Sartre disait l’universel reste à faire. Alors faisons le. Même si ce mot fâche aujourd’hui. Il est jeté aux oubliettes par certains qui pensent, et veulent, réinventer l’histoire en opposant cette notion au decolonial. Ce qui me surprend ici c’est le réchauffé de leur position. En 1962 quand l’Algérie arrive à l’indépendance notre pensée, nos façons de voir les choses, est portée par le dé-colonialisme. Nous étions des post coloniaux de fait, et sans le tiré entre les deux mots. Nous construisions sans la nommer la doctrine decoloniale. Sans accent cet anglicisme à la mode aujourd’hui dans le débat remplace le bon vieux mot de décolonisation, et s’ajoute aux qualificatifs racisée, intersectionnelle, que je pose ici au féminin puisqu’il pourrait s’agir de moi. Le sujet est inépuisable, je dirais simplement sortons de cet enfermement identitaire et écoutons Frantz Fanon quand il dit « je ne veux pas être l’esclave de l’esclavagisme de mes ancêtres ».

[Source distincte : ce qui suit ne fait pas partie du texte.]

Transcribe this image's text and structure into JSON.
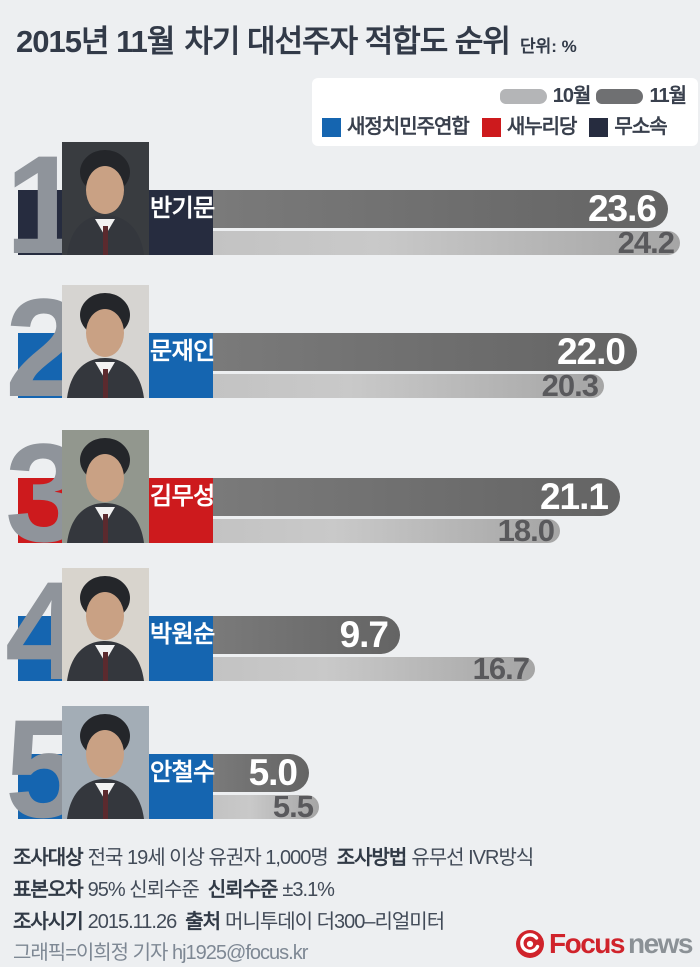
{
  "title": {
    "prefix": "2015년 11월",
    "main": "차기 대선주자 적합도 순위",
    "unit_label": "단위: %"
  },
  "legend": {
    "months": [
      {
        "label": "10월",
        "color": "#b4b5b7"
      },
      {
        "label": "11월",
        "color": "#6f7072"
      }
    ],
    "parties": [
      {
        "label": "새정치민주연합",
        "color": "#1565b0"
      },
      {
        "label": "새누리당",
        "color": "#cd1a1d"
      },
      {
        "label": "무소속",
        "color": "#262c3f"
      }
    ]
  },
  "chart_data": {
    "type": "bar",
    "title": "2015년 11월 차기 대선주자 적합도 순위",
    "unit": "%",
    "series_labels": [
      "11월",
      "10월"
    ],
    "xlim": [
      0,
      25
    ],
    "candidates": [
      {
        "rank": "1",
        "name": "반기문",
        "party": "무소속",
        "party_color": "#262c3f",
        "photo_bg": "#393c40",
        "nov": 23.6,
        "oct": 24.2,
        "nov_label": "23.6",
        "oct_label": "24.2"
      },
      {
        "rank": "2",
        "name": "문재인",
        "party": "새정치민주연합",
        "party_color": "#1565b0",
        "photo_bg": "#d6d4d1",
        "nov": 22.0,
        "oct": 20.3,
        "nov_label": "22.0",
        "oct_label": "20.3"
      },
      {
        "rank": "3",
        "name": "김무성",
        "party": "새누리당",
        "party_color": "#cd1a1d",
        "photo_bg": "#92978e",
        "nov": 21.1,
        "oct": 18.0,
        "nov_label": "21.1",
        "oct_label": "18.0"
      },
      {
        "rank": "4",
        "name": "박원순",
        "party": "새정치민주연합",
        "party_color": "#1565b0",
        "photo_bg": "#d8d4cd",
        "nov": 9.7,
        "oct": 16.7,
        "nov_label": "9.7",
        "oct_label": "16.7"
      },
      {
        "rank": "5",
        "name": "안철수",
        "party": "새정치민주연합",
        "party_color": "#1565b0",
        "photo_bg": "#a3adb6",
        "nov": 5.0,
        "oct": 5.5,
        "nov_label": "5.0",
        "oct_label": "5.5"
      }
    ]
  },
  "footer": {
    "lines": [
      [
        [
          "b",
          "조사대상"
        ],
        [
          "n",
          "전국 19세 이상 유권자 1,000명"
        ],
        [
          "b",
          "조사방법"
        ],
        [
          "n",
          "유무선 IVR방식"
        ]
      ],
      [
        [
          "b",
          "표본오차"
        ],
        [
          "n",
          "95% 신뢰수준"
        ],
        [
          "b",
          "신뢰수준"
        ],
        [
          "n",
          "±3.1%"
        ]
      ],
      [
        [
          "b",
          "조사시기"
        ],
        [
          "n",
          "2015.11.26"
        ],
        [
          "b",
          "출처"
        ],
        [
          "n",
          "머니투데이 더300–리얼미터"
        ]
      ]
    ],
    "credit": "그래픽=이희정 기자 hj1925@focus.kr"
  },
  "logo": {
    "focus": "Focus",
    "news": "news",
    "color": "#d0232b"
  },
  "colors": {
    "background": "#edeff1",
    "bar_november": "#6e6e6e",
    "bar_october": "#bfbfbf",
    "rank_numeral": "#8f949b",
    "title_text": "#323a48"
  }
}
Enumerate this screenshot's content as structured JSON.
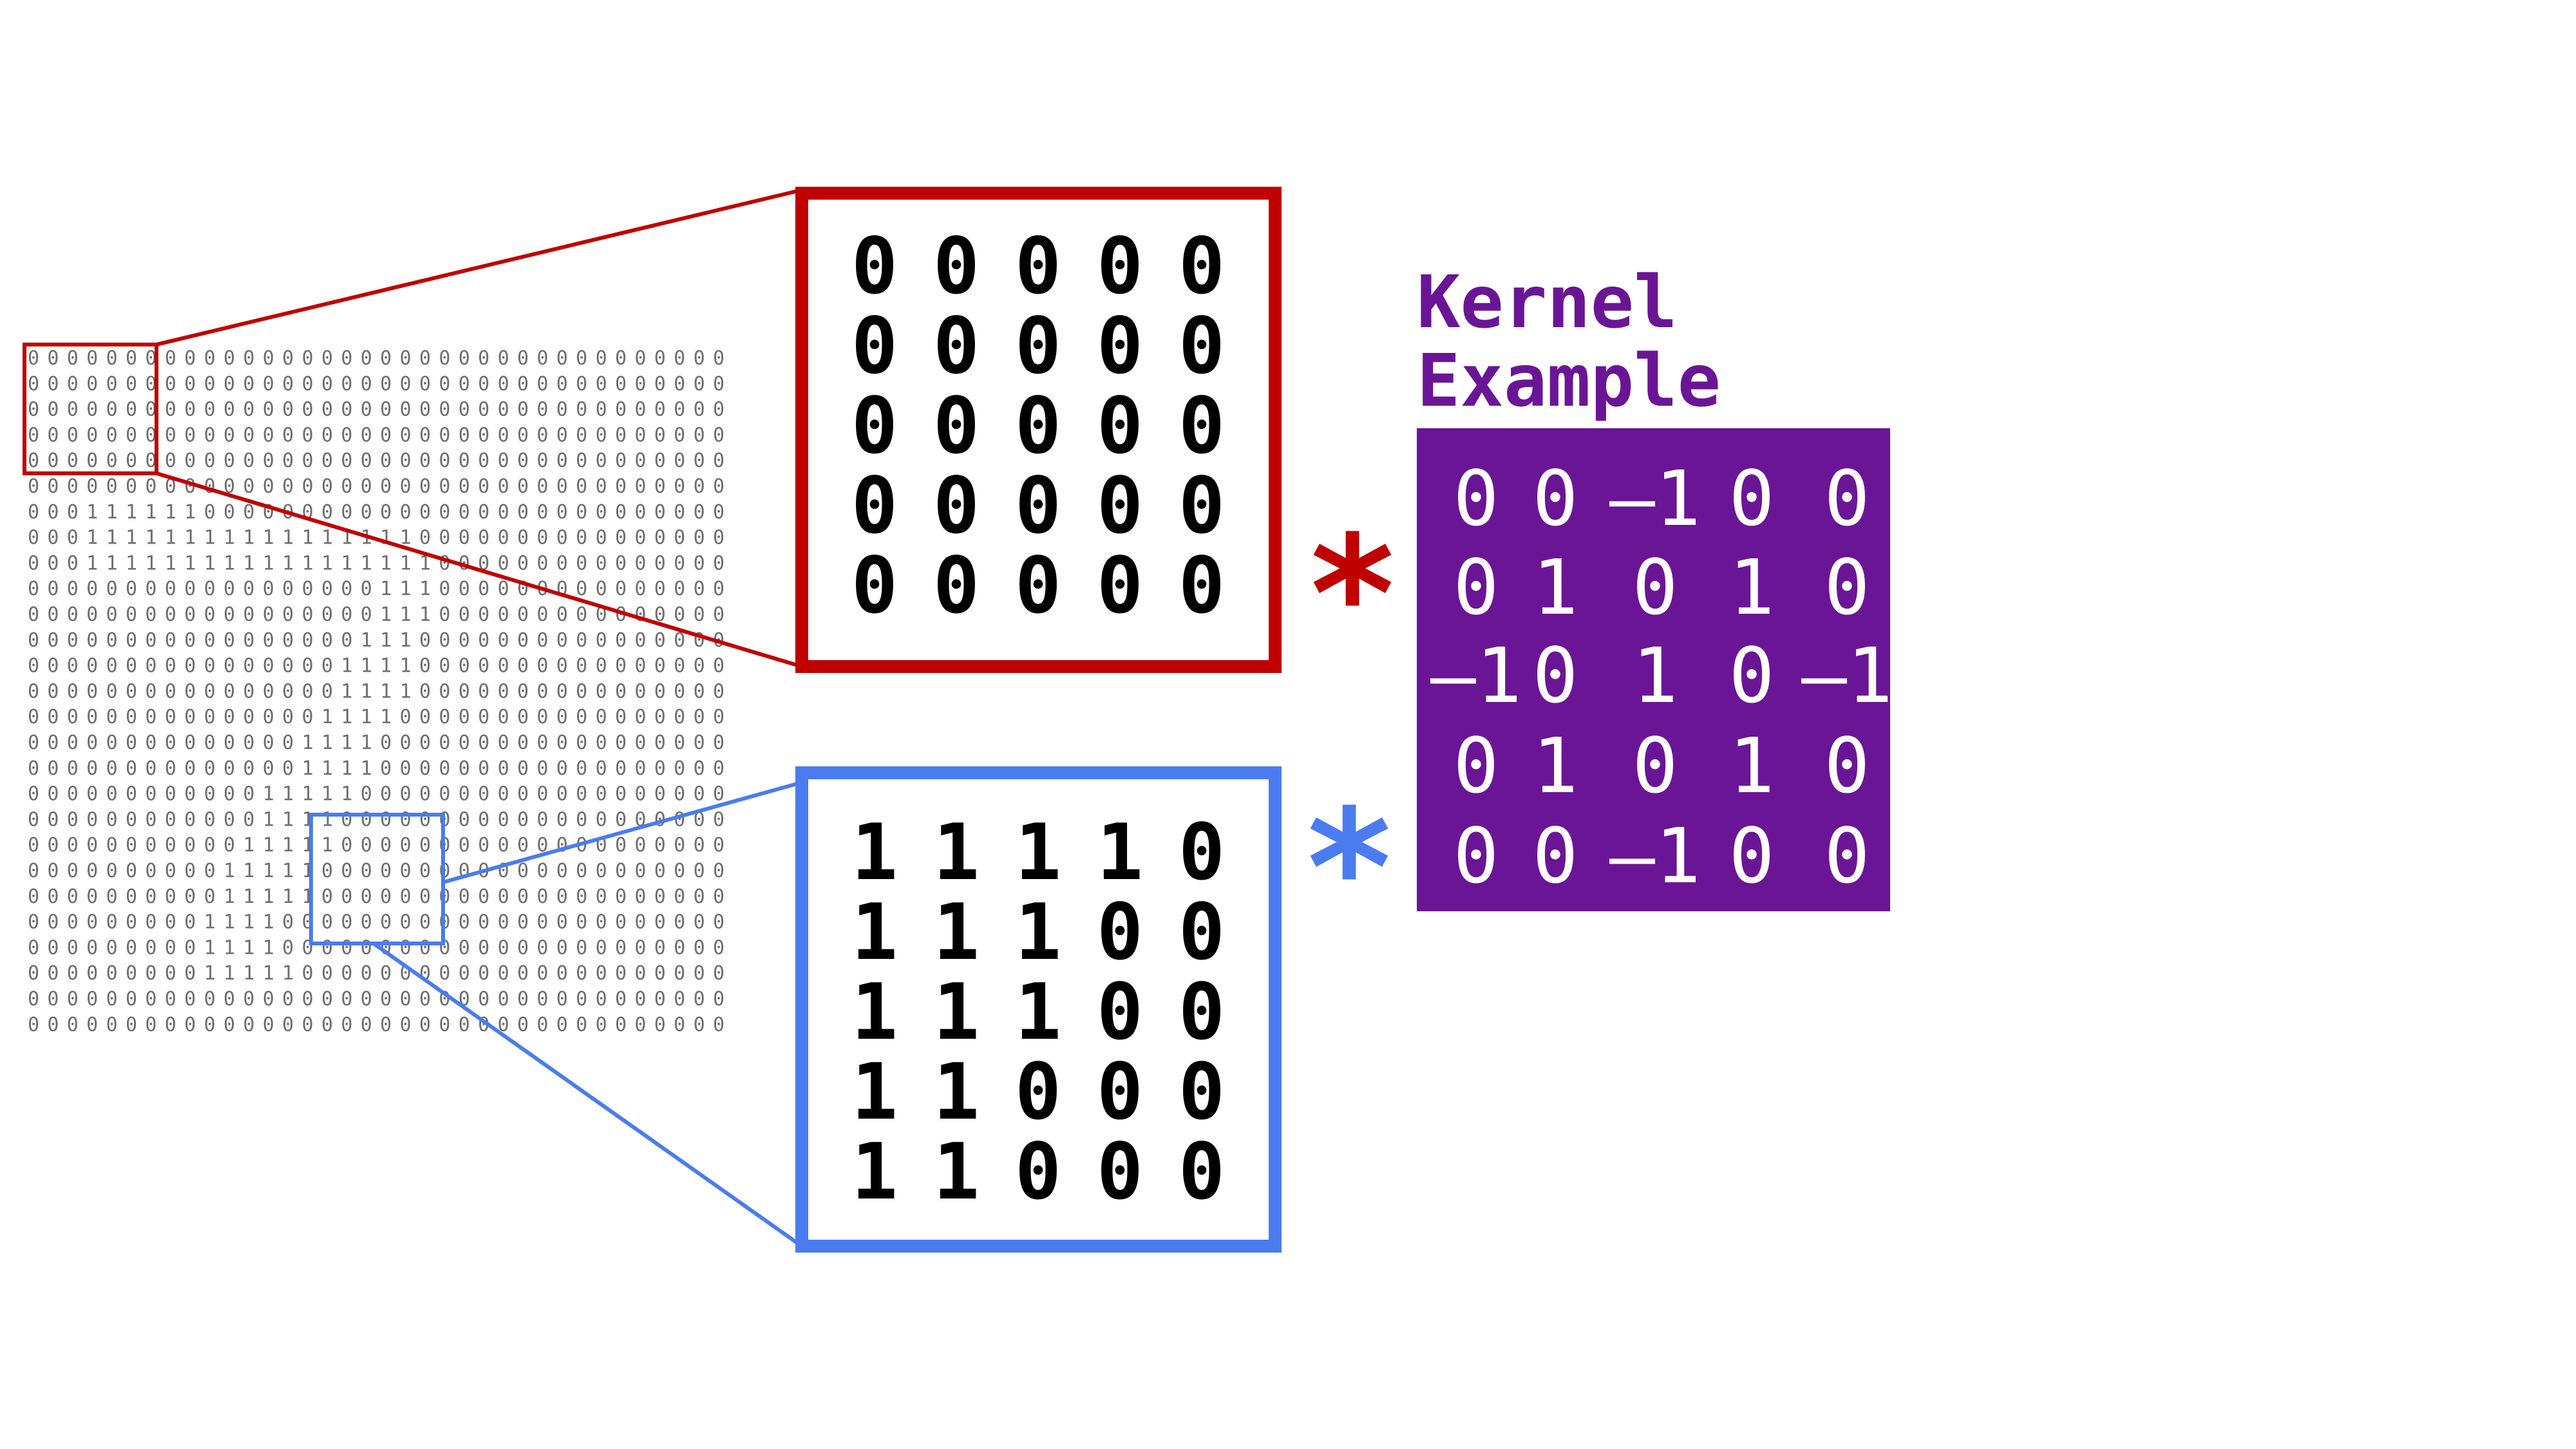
{
  "colors": {
    "red": "#c00000",
    "blue": "#4a7cf0",
    "purple": "#6a1596",
    "grid_digits": "#6e6e6e"
  },
  "input_grid": [
    "000000000000000000000000000000000000",
    "000000000000000000000000000000000000",
    "000000000000000000000000000000000000",
    "000000000000000000000000000000000000",
    "000000000000000000000000000000000000",
    "000000000000000000000000000000000000",
    "000111111000000000000000000000000000",
    "000111111111111111110000000000000000",
    "000111111111111111111000000000000000",
    "000000000000000000111000000000000000",
    "000000000000000000111000000000000000",
    "000000000000000001110000000000000000",
    "000000000000000011110000000000000000",
    "000000000000000011110000000000000000",
    "000000000000000111100000000000000000",
    "000000000000001111000000000000000000",
    "000000000000001111000000000000000000",
    "000000000000111110000000000000000000",
    "000000000000111100000000000000000000",
    "000000000001111100000000000000000000",
    "000000000011111000000000000000000000",
    "000000000011111000000000000000000000",
    "000000000111100000000000000000000000",
    "000000000111100000000000000000000000",
    "000000000111110000000000000000000000",
    "000000000000000000000000000000000000",
    "000000000000000000000000000000000000"
  ],
  "red_patch": [
    [
      "0",
      "0",
      "0",
      "0",
      "0"
    ],
    [
      "0",
      "0",
      "0",
      "0",
      "0"
    ],
    [
      "0",
      "0",
      "0",
      "0",
      "0"
    ],
    [
      "0",
      "0",
      "0",
      "0",
      "0"
    ],
    [
      "0",
      "0",
      "0",
      "0",
      "0"
    ]
  ],
  "blue_patch": [
    [
      "1",
      "1",
      "1",
      "1",
      "0"
    ],
    [
      "1",
      "1",
      "1",
      "0",
      "0"
    ],
    [
      "1",
      "1",
      "1",
      "0",
      "0"
    ],
    [
      "1",
      "1",
      "0",
      "0",
      "0"
    ],
    [
      "1",
      "1",
      "0",
      "0",
      "0"
    ]
  ],
  "operator_symbol": "*",
  "kernel": {
    "title_line1": "Kernel",
    "title_line2": "Example",
    "rows": [
      [
        "0",
        "0",
        "–1",
        "0",
        "0"
      ],
      [
        "0",
        "1",
        "0",
        "1",
        "0"
      ],
      [
        "–1",
        "0",
        "1",
        "0",
        "–1"
      ],
      [
        "0",
        "1",
        "0",
        "1",
        "0"
      ],
      [
        "0",
        "0",
        "–1",
        "0",
        "0"
      ]
    ]
  }
}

Concernant le jeu de miroir vous aurez compris qu’il s’agit de deux miroirs qui se reflètent. J’ai l’habitude de dire que l’avantage que j’ai d’être entre deux pays c’est que dans l’un je suis souvent devant une caricature de ce qui se passe dans l’autre, ou devant une image ancienne qui surgirait du passé. Je crois fermement que la condition des femmes obéît à une règle universelle qui est dictée par le patriarcat partout, avec des degrés différents bien évidemment. 
J’ajouterai cette idée. Le procès Weinstein me ramène à l’Algérie et plus précisément au voile. Weinstein plaide non coupable, ses avocats disent au sujet d’une plaignante qu’elle avait consentit à tout ce dont elle l’accusait. C’est ce que l’on entendait s’agissant du voile et du choix libre des femmes voilées. Geneviève Fraisse nous avait éclairé en montrant qu’il était abusif de dire qu’une femme choisisse librement de se voiler ou non, qu’il fallait dire qu’elle consentait à un certain nombre de règles contraignantes et qu’il fallait relativiser cette liberté supposée. Mais cela ne récuse pas complètement l’argument pour certains. Dans une logique patriarcale, et/ou islamiste, et/ou decoloniale, et/ou post-coloniale, consentir c’est encore d’une certaine manière accepter et plus encore participer librement à un modèle. Dans le cas du scandale Weinstein il semble que cela soit entendu différemment, et le mot consentement se décline dans une logique féministe. Dans cette logique le consentement ne fonde aucun droit. On retrouve ici d’ailleurs la notion du contrat léonin, mais cela va plus loin. Ces femmes sont entendues dans leurs contradictions même, dénoncer ce qu’elles avaient consenti, et cela grâce au travail des féministes sur l’assujettissement des femmes qui a ouvert la voie à une logique « féministe » qui se développe ici avec force, et espérons avec succès, contre la logique patriarcale. J’espère que dans mon pays aussi arrivera le jour où la logique féministe l’emportera sur la logique patriarcale.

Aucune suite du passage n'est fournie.